Charlie is bland in the beginning, he is. I know it’s terrible that when I think of bland people I think specifically of people who are white; I don’t know why that is, but people would call that being “vanilla.” As the book progresses, I can see Charlie being African. It becomes more believable as the book goes on. It would only make sense that Charlie would be African because Anansi is an African tradition.

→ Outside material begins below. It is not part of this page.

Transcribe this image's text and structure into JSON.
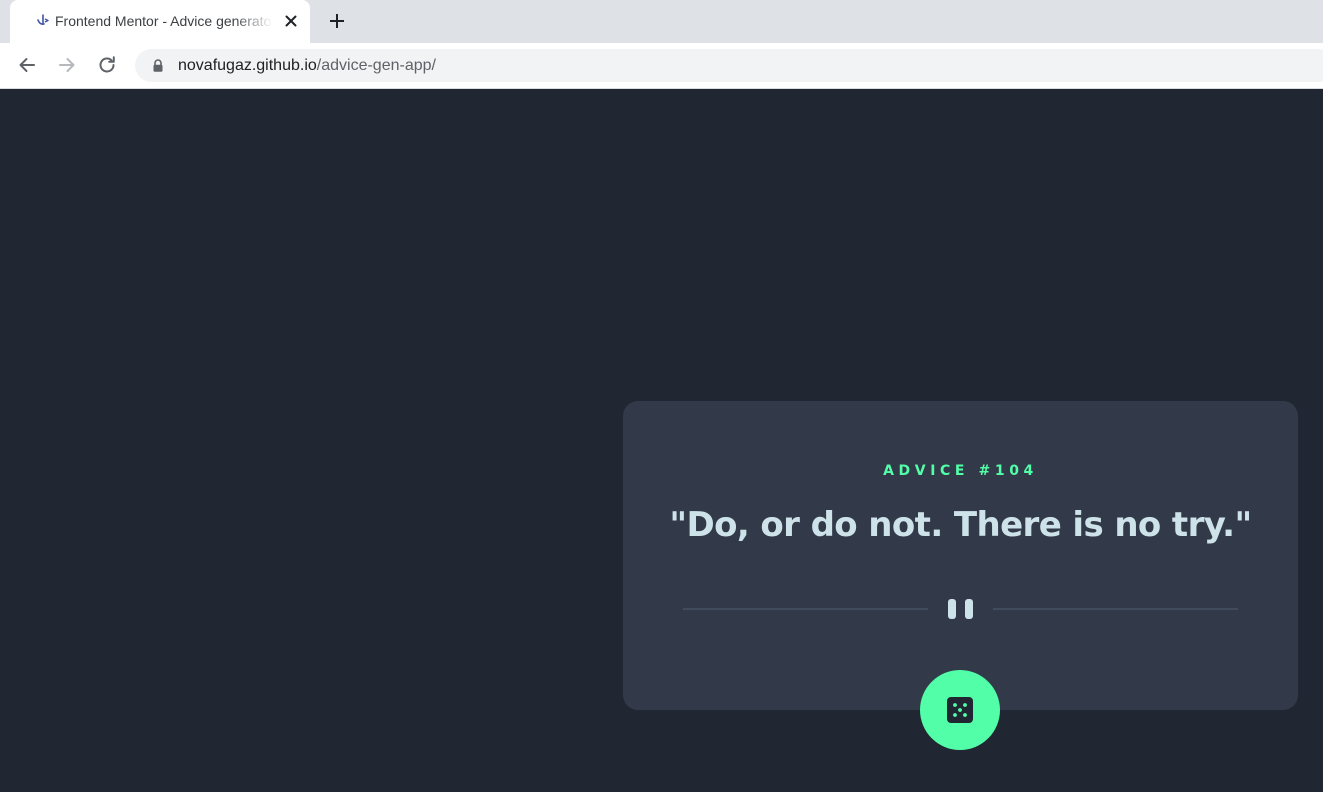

If Charlie were of African descent, I think his fiance’s mother’s dislike of him becomes a little more clear. It is sad to say, that there are people who will look at you and pass judgement upon you because of your race, even today, maybe even me since I apparently think white people are boring. I would find it completely understandable, well maybe understandable isn’t the word I want, maybe apt, if Rosie’s mother was a little old-fashioned and didn’t approve of mixed-race relationships. Even though Charlie is quite boring and vanilla in the beginning of the book, there isn’t anything particularly wrong with him. He’s got a job. He has an apartment. He pays his bills. He’s nice. He’s not prone to excess. He’s seems like an alright guy for a girl to be marrying. So the dislike coming from her mother doesn’t seem to have a basis.

It kind of caught me off guard that I thought white people were so boring.


If you like Neil, you’ve got to read this book.